Although freedom may seem a step closer, Visser will certainly be spending her third Christmas in prison.
Judge Tati Makgoka yesterday ordered the case management committee of the female correctional centre to immediately prepare all the relevant documentation, including Visser’s social work and psychologist reports in light of her pending parole hearing. This must be done within 21 days.
The parole board was also ordered to convene and consider by January 31 next year, Visser’s suitability, and make its recommendation in this regard to the sentencing court for the possible conversion of the remainder of her sentence into correctional supervision.
Visser had served about two years and seven months of her original seven-year sentence on an array of sex-related charges which, among others, involved explicit deeds with minors.
She was sentenced in February 2010, but only went to jail in May that year, after her appeal failed.
Meanwhile, she received a six-month presidential general amnesty announced on April 27 this year. Her effective sentence thus is six and a half years.
Visser turned to court to overturn the decision by the parole board not to consider her early release.

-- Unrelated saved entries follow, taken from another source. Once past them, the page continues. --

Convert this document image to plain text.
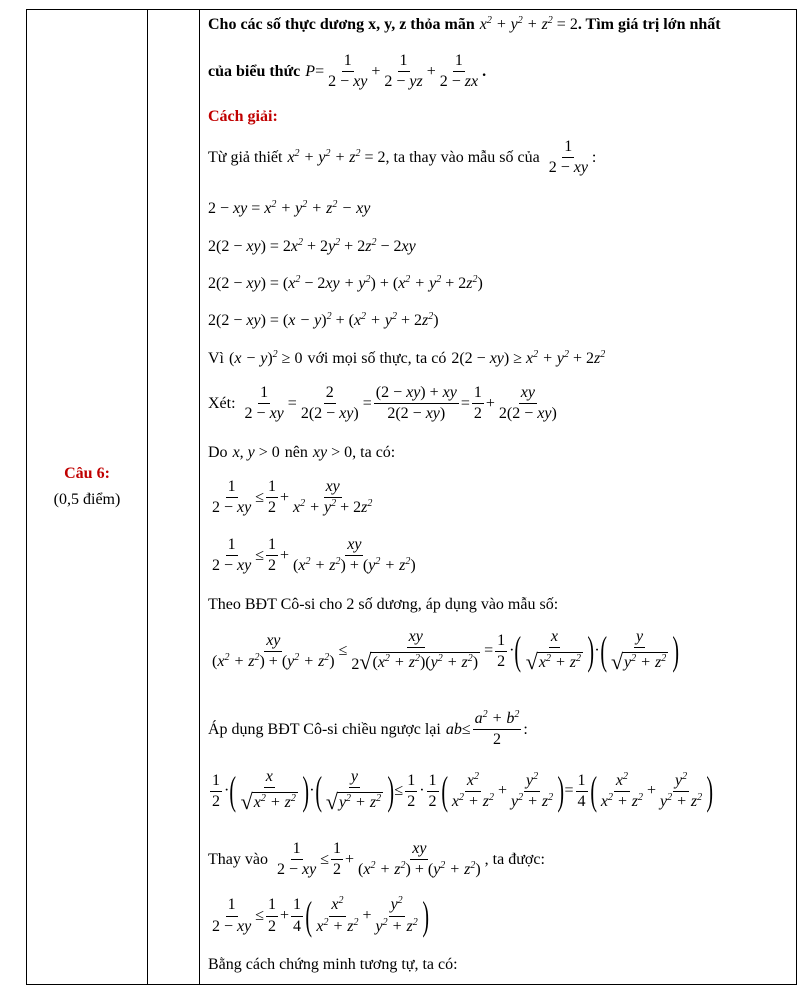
Câu 6:
(0,5 điểm)
Cho các số thực dương x, y, z thỏa mãn $x^2 + y^2 + z^2 = 2$ . Tìm giá trị lớn nhất
của biểu thức $P= \frac{1}{2 - xy} + \frac{1}{2 - yz} + \frac{1}{2 - zx}$ .
Cách giải:
Từ giả thiết $x^2 + y^2 + z^2 = 2$ , ta thay vào mẫu số của $\frac{1}{2 - xy}$ :
2 − xy = $x^2 + y^2 + z^2$ − xy
$2(2 - xy) = 2x^2 + 2y^2 + 2z^2 - 2xy$
$2(2 - xy) = (x^2 - 2xy + y^2) + (x^2 + y^2 + 2z^2)$
$2(2 - xy) = (x - y)^2 + (x^2 + y^2 + 2z^2)$
Vì $(x - y)^2 \ge 0$ với mọi số thực, ta có $2(2 - xy) \ge x^2 + y^2 + 2z^2$
Xét: $\frac{1}{2 - xy} = \frac{2}{2(2 - xy)} = \frac{(2 - xy) + xy}{2(2 - xy)} = \frac{1}{2} + \frac{xy}{2(2 - xy)}$
Do x, y > 0 nên xy > 0 , ta có:
$\frac{1}{2 - xy} \le \frac{1}{2} + \frac{xy}{x^2 + y^2 + 2z^2}$
$\frac{1}{2 - xy} \le \frac{1}{2} + \frac{xy}{(x^2 + z^2) + (y^2 + z^2)}$
Theo BĐT Cô-si cho 2 số dương, áp dụng vào mẫu số:
$\frac{xy}{(x^2 + z^2) + (y^2 + z^2)} \le \frac{xy}{2 √ (x^2 + z^2)(y^2 + z^2)} = \frac{1}{2}$ · ( $\frac{x}{√ x^2 + z^2}$ ) · ( $\frac{y}{√ y^2 + z^2}$ )
Áp dụng BĐT Cô-si chiều ngược lại $ab\le \frac{a^2 + b^2}{2}$ :
$\frac{1}{2}$ · ( $\frac{x}{√ x^2 + z^2}$ ) · ( $\frac{y}{√ y^2 + z^2}$ ) ≤ $\frac{1}{2} \cdot \frac{1}{2}$ ( $\frac{x^2}{x^2 + z^2} + \frac{y^2}{y^2 + z^2}$ ) = $\frac{1}{4}$ ( $\frac{x^2}{x^2 + z^2} + \frac{y^2}{y^2 + z^2}$ )
Thay vào $\frac{1}{2 - xy} \le \frac{1}{2} + \frac{xy}{(x^2 + z^2) + (y^2 + z^2)}$ , ta được:
$\frac{1}{2 - xy} \le \frac{1}{2} + \frac{1}{4}$ ( $\frac{x^2}{x^2 + z^2} + \frac{y^2}{y^2 + z^2}$ )
Bằng cách chứng minh tương tự, ta có:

She said since her incarceration she had taken various steps towards rehabilitation. She completed an HIV/Aids adherence and prevention programme and obtained a certificate in skills development hosted by Tuks. Visser further participated in a restorative justice programme.
She was appointed as a tutor in adult basic education and English, and she is helping offenders to complete Grades 10 to 12.
Visser also has letters of recommendation from a priest at the Ned Geref Kerk, a spiritual co-ordinator and her mother, Susan Lemmer.
In terms of one of the provisions of the Correctional Services Act, an inmate must have served at least a quarter of his or her sentence before he or she can be considered for conversion of sentence. The judge said it was common cause that Visser qualified in this regard.
The next step is a finding by the parole board that an inmate is a fit and suitable person to be referred to the sentencing court for reconsideration of their sentence.
The parole board, however, on August 7 decided that Visser was not yet ready for an early release.
Judge Makgoka said it was common cause that the parole board came to its decision without the social worker and psychologist’s updated reports. These reports were crucial for the case management committee’s recommendation to the parole board for it to make an informed decision, the judge said.
According to him, the views of the victims and their families also need to be considered, as they have a right to attend the parole board meeting to make representations.
He referred to the fact that Visser’s advocate, Johann Engelbrecht sc, had asked the court not to refer the matter back to the parole board.
But the judge said this was something the parole board had to decide on and not the court.